Best known in the U.S. for his work on Marvel Legends: Wolverine, manga-ka Tsutomu Nihei can be described as the William Gibson of manga cyberpunk. Through such manga works as Blame!, Noise and biosphere, Nihei has redefined and re-created the cyberpunk genre for the current generation of manga readers.
This summer his work will be featured in Bungie Studios' and Marvel Comics' Halo Graphic Novel, a collection of stories by a number of artists based on the wildly popular video game. The Halo Graphic Novel will very likely spark even more interest in 'Nihei's work, which despite his popularity in Japan, France and Germany has received mixed response from American readers. Last summer, Tokyopop introduced his seminal work, Blame! to the U.S. market. Nominated for a Harvey Award for Best American Edition of Foreign Material, the series is up to volume four (vol. 5 wil be published in August) but still trying to find 'its American audience. This December, Nihei is scheduled to return to the U.S. as guest of honor at the Phoenix Anime Fest.
In Blame!, Nihei takes the familiar storyline of one man on a mission and turns it on its head. The series is a dark narrative about a man called Killy, who's searching for a mysterious entity in a decimated urban landscape. Crumbling walls and broken-down buildings, as well as cyborgs and monstrous human mutations, make up much of the world.
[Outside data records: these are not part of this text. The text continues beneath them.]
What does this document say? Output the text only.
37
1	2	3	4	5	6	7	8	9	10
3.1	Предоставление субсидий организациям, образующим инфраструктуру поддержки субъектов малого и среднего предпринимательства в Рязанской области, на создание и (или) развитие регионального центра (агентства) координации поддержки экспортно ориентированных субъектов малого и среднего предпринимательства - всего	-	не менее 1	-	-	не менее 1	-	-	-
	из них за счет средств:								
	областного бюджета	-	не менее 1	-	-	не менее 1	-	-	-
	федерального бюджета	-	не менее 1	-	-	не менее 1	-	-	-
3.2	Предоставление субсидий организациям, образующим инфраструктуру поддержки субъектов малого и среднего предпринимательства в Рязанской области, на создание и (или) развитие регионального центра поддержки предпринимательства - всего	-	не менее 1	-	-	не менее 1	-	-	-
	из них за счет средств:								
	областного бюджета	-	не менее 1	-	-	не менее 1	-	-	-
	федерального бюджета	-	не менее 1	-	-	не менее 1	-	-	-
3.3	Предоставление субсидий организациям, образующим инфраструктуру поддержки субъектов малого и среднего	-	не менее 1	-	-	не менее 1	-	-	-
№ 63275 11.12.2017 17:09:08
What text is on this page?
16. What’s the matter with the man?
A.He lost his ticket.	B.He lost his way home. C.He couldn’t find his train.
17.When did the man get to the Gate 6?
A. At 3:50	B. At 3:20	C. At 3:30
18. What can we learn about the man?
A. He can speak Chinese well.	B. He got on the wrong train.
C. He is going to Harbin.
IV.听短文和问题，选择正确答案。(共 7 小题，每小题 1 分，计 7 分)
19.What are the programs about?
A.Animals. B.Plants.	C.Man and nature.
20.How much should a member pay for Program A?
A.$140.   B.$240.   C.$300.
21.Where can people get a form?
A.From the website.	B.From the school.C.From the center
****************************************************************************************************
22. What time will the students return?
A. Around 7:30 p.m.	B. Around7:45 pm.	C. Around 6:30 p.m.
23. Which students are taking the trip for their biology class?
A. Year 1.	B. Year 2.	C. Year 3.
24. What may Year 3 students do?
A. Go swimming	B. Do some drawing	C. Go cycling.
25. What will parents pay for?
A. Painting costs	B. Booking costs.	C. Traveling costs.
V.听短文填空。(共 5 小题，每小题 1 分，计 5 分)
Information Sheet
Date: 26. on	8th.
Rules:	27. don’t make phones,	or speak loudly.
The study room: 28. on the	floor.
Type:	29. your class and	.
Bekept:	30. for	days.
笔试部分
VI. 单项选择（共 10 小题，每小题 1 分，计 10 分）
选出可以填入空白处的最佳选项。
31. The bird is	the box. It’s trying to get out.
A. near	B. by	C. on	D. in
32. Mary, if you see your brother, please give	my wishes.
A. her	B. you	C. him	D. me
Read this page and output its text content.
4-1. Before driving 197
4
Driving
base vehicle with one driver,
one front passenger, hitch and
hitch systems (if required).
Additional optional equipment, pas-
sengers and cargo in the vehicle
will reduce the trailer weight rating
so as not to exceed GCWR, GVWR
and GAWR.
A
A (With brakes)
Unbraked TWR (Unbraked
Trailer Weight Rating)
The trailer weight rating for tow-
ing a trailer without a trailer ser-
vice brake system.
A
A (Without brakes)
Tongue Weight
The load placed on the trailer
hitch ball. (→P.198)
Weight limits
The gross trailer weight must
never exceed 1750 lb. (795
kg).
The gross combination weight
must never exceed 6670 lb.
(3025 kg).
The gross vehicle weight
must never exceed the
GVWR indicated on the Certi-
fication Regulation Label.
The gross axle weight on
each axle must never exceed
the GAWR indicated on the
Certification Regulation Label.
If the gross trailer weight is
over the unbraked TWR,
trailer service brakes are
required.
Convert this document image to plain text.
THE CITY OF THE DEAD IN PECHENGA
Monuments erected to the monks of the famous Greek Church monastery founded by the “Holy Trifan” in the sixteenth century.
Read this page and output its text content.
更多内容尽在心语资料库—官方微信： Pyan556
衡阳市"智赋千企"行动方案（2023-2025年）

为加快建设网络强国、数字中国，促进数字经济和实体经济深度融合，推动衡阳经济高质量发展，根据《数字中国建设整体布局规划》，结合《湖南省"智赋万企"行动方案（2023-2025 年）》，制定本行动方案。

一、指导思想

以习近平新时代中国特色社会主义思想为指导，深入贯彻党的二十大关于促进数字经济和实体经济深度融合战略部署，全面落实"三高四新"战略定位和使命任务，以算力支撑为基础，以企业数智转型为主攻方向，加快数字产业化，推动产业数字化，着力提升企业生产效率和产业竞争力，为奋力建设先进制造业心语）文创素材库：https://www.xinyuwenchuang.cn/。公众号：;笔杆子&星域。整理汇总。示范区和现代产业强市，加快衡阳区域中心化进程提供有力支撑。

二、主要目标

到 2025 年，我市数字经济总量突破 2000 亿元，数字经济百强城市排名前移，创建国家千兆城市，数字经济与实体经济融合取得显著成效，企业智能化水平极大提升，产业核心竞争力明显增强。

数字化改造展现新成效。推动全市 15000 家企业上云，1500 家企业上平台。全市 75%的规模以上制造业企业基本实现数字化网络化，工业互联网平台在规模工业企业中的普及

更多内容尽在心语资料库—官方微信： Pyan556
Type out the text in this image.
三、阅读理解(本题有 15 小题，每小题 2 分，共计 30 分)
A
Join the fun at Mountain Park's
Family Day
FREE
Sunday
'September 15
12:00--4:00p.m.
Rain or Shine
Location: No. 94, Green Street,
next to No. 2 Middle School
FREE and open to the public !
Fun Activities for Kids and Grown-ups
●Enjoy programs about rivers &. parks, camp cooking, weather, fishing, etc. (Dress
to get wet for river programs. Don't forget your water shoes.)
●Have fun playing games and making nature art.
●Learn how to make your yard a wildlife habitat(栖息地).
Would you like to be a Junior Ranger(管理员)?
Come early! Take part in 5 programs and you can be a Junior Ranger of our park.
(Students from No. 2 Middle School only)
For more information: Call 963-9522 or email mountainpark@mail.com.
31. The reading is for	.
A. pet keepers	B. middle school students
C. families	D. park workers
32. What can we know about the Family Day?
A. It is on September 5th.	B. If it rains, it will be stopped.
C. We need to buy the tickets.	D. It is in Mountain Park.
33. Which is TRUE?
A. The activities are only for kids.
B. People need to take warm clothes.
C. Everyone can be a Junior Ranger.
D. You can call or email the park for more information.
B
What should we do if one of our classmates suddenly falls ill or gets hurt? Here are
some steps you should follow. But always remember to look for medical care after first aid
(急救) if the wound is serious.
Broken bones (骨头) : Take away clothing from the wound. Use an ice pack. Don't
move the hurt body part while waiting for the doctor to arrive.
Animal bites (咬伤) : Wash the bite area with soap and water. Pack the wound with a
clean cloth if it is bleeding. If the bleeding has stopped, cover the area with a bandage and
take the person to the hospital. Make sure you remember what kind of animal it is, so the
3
Before his career in comics, Nihei was an architect and didn't start thinking about creating comics until he was working in a New York architecture firm—this may explain the detail he puts into depicting a layered and disemboweled cityscape.
Tokypop editor Luis Reyes, who edits the Blame! series, acknowledges that it hasn't sold as well as expected. But he is also looking to the Halo Graphic Novel to have an impact on Blame!, which he describes as standing out both graphically and narratively from other manga. "Nihei is not interested in really telling the stories of individuals as much as he is interested in telling the story of worlds," says Reyes. "He pulls you through a completely unique world, with its own set of rules."
Unlike most of the licensed commercial manga imported into the U.S. market, there's little in the way of exaggerated emotion, romance or comedy in Blame!. There's no sex and no "fan-service"—the practice of including gratuitous references to sex in certain popular manga to please readers. And there's very little talking. Nihei's world is shrouded in mystery and vertical lines.
"It's vague, emotionally," says the director of the scanlation Web site Omanga, who prefers to go by his screen name, Zyph. Omanga initially scanned and translated Blame! back in 2001 before it was picked up for American publication. "In manga, we're frequently given what the character is thinking," says Zyph. "That's not true for Nihei's titles. We never really get to see what they're thinking. We just watch as they act."
Most comics readers in the U.S. are familiar with Nihei through his work on the Marvel Legends series. In 2003, Nihei worked on Wolverine and produced Snikt!, a six-issue series that placed Wolverine into Nihei's characteristically sparse and apocalyptic world. Pulled into a barren landscape of a parallel universe, Wolverine finds himself recruited by a young woman and her army to combat the Mandate, a phalanx of sentient flesh-eating microbes. According to Diamond Comics Distributors, the series shipped close to 45,000 copies of issue #1.
Matthew Kerwin, who runs the manga department at the science-fiction/comics shop Forbidden Planet in New York, says the series has been slowly growing its readership. And he also expects the Halo Graphic Novel to "pick up the American comics fanbase."
Zyph cites Nihei's popularity in Europe and attributes it to his books having the time to establish themselves in the market. "Blame! has been out in Europe longer than in the U.S," he says, noting that with a bit more promotion, a surge in Nihei's popularity is "just a matter of time. There's nothing like this in American comics. If you look at the style and the artwork, it's perfect for the American audience."